- Born: Sylvia
- Died: 2010
- Other names: Laini Abernathy
- Education: Illinois Institute of Technology
- Occupations: Artist and activist
- Known for: Chicago's Black arts movement
- Notable work: jazz record covers, Wall of Respect
- Spouse: Fundi (Billy) Abernathy

= Laini (Sylvia) Abernathy =

American artist and activist (died 2010)

Laini (Sylvia) Abernathy (died 2010) was an American artist and activist. She was an important figure in Chicago's Black arts movement, often working in collaboration with her husband, photographer Fundi (Billy) Abernathy.

== Career ==
Abernathy studied at the Illinois Institute of Technology, located on the South Side of Chicago. As a young artist, Abernathy was commissioned by Delmark Records to design album covers for jazz records, including such iconic releases as Sound (1966) by Roscoe Mitchell of the Art Ensemble of Chicago, Sun Ra's Sun Song (1966), and Leon Sash's I Remember Newport (1967), some of which featured Fundi's photographs. Abernathy's designs typically worked with Art Deco-inspired typefaces and vibrant color block patterns mirroring the deconstructive, forward-thinking nature of the music. She was working during a time when few African-Americans held positions of creative authority on the visual side of the predominantly Black jazz movement -- jazz album design, popularized by designers such as Paul Bacon and Reid Miles, made use of bold abstract forms and negative space to subvert the racist stereotypes associated with black music in previous decades. This art scene, however, was largely male-dominated and white, despite the progressive cultural integration it advocated.

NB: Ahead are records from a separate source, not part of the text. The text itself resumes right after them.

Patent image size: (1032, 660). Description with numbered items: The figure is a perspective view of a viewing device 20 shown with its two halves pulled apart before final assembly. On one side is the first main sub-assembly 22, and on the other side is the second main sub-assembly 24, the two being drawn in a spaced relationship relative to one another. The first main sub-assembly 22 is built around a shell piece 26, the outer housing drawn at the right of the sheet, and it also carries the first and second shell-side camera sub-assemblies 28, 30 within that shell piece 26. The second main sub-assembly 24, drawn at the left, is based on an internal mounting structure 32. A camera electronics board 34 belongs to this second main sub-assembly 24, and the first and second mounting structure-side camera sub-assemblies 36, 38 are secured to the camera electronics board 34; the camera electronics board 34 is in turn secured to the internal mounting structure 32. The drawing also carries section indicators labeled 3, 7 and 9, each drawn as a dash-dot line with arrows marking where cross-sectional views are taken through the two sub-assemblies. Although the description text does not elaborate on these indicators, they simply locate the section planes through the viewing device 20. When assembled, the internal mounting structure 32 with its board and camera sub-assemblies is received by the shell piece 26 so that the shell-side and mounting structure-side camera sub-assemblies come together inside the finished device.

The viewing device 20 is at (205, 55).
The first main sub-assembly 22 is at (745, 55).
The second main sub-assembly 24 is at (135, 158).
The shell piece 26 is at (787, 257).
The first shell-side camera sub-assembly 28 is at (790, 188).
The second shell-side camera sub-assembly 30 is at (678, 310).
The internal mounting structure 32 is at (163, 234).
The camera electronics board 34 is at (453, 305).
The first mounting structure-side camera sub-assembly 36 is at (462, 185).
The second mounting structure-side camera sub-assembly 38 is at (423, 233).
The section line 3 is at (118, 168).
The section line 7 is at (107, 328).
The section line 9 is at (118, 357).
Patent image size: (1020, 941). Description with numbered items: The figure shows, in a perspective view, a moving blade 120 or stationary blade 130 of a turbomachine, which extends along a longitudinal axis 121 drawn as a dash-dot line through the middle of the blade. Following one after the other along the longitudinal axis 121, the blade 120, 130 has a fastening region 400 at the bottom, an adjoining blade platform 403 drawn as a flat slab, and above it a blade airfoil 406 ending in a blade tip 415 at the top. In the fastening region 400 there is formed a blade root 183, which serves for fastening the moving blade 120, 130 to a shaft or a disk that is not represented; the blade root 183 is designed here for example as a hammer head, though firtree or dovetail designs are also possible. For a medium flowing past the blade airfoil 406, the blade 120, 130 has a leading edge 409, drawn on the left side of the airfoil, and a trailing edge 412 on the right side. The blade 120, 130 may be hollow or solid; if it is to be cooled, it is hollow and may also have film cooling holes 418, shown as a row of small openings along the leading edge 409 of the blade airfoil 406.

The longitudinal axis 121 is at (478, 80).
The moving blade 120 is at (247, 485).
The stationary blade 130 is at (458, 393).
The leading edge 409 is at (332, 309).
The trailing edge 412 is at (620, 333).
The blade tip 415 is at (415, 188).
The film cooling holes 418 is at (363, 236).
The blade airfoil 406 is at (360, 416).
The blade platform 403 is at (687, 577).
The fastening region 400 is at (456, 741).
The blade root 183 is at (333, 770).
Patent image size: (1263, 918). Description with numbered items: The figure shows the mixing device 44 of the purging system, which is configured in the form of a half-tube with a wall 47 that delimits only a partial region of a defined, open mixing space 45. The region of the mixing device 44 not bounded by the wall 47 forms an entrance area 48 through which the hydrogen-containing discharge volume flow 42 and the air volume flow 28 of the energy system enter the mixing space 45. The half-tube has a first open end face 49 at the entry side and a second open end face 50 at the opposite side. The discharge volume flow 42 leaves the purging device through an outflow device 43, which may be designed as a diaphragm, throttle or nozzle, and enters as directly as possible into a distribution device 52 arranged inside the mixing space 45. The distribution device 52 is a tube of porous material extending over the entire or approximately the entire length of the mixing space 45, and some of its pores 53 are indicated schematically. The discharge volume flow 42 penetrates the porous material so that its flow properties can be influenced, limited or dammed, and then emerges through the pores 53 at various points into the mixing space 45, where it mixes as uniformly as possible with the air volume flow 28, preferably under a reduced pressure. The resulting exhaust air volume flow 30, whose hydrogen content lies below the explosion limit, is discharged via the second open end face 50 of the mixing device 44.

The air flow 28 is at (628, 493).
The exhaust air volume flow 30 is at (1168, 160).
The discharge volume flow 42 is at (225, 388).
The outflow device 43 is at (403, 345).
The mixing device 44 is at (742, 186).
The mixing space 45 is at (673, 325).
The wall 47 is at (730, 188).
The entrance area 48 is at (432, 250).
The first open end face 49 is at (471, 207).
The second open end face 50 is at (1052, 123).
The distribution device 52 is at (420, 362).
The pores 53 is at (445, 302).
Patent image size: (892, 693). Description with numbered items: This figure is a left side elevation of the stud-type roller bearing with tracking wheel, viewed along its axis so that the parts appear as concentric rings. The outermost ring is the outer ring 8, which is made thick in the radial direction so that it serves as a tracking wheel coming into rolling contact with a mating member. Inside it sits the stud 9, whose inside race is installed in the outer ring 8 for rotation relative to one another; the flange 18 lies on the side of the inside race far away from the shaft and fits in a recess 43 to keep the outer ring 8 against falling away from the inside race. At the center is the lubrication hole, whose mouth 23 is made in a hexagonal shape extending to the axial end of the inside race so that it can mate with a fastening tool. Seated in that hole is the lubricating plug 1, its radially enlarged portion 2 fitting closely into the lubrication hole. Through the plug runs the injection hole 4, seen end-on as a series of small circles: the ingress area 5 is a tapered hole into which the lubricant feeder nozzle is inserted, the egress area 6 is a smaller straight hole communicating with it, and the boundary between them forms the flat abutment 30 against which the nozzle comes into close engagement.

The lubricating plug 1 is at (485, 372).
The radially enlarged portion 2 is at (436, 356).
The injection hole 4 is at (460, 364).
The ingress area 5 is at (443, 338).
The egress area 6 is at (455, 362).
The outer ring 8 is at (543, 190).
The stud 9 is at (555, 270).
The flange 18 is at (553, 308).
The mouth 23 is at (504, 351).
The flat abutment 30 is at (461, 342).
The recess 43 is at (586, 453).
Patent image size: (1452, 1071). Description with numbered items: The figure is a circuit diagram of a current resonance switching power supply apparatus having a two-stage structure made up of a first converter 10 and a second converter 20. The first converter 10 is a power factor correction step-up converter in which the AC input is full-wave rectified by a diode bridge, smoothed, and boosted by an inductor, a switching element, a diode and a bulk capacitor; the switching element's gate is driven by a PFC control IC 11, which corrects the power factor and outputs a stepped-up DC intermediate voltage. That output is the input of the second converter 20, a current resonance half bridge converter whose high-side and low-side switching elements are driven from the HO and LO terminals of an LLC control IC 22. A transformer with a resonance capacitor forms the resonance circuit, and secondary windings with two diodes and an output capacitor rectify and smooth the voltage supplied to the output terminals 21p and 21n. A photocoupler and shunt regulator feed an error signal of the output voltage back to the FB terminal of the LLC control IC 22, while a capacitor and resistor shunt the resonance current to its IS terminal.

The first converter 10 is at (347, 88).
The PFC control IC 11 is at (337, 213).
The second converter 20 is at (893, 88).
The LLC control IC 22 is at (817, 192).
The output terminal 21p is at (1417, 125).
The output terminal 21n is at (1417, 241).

In 1967, she joined the Organization of Black American Culture (OBAC), an organization founded to continue the legacy of Malcolm X after his assassination, promoting art, literature and music with a message of Black liberation and pride. Abernathy designed the layout of the Wall of Respect, a street mural that featured African American leaders. Her design featured sections that were each designed to be filled by an artist or group of artists. After changing her name to the Africanized Laini, she designed the 1970 experimental photo book “In Our Terribleness (Some Elements and Meaning in Black Style)” featuring poetry by Amiri Baraka and images by her husband, Fundi.

Abernathy died in 2010. She received little mainstream recognition, although her work helped to pioneer the avant-garde visual aesthetic now inseparably linked with 1960s experimental jazz music.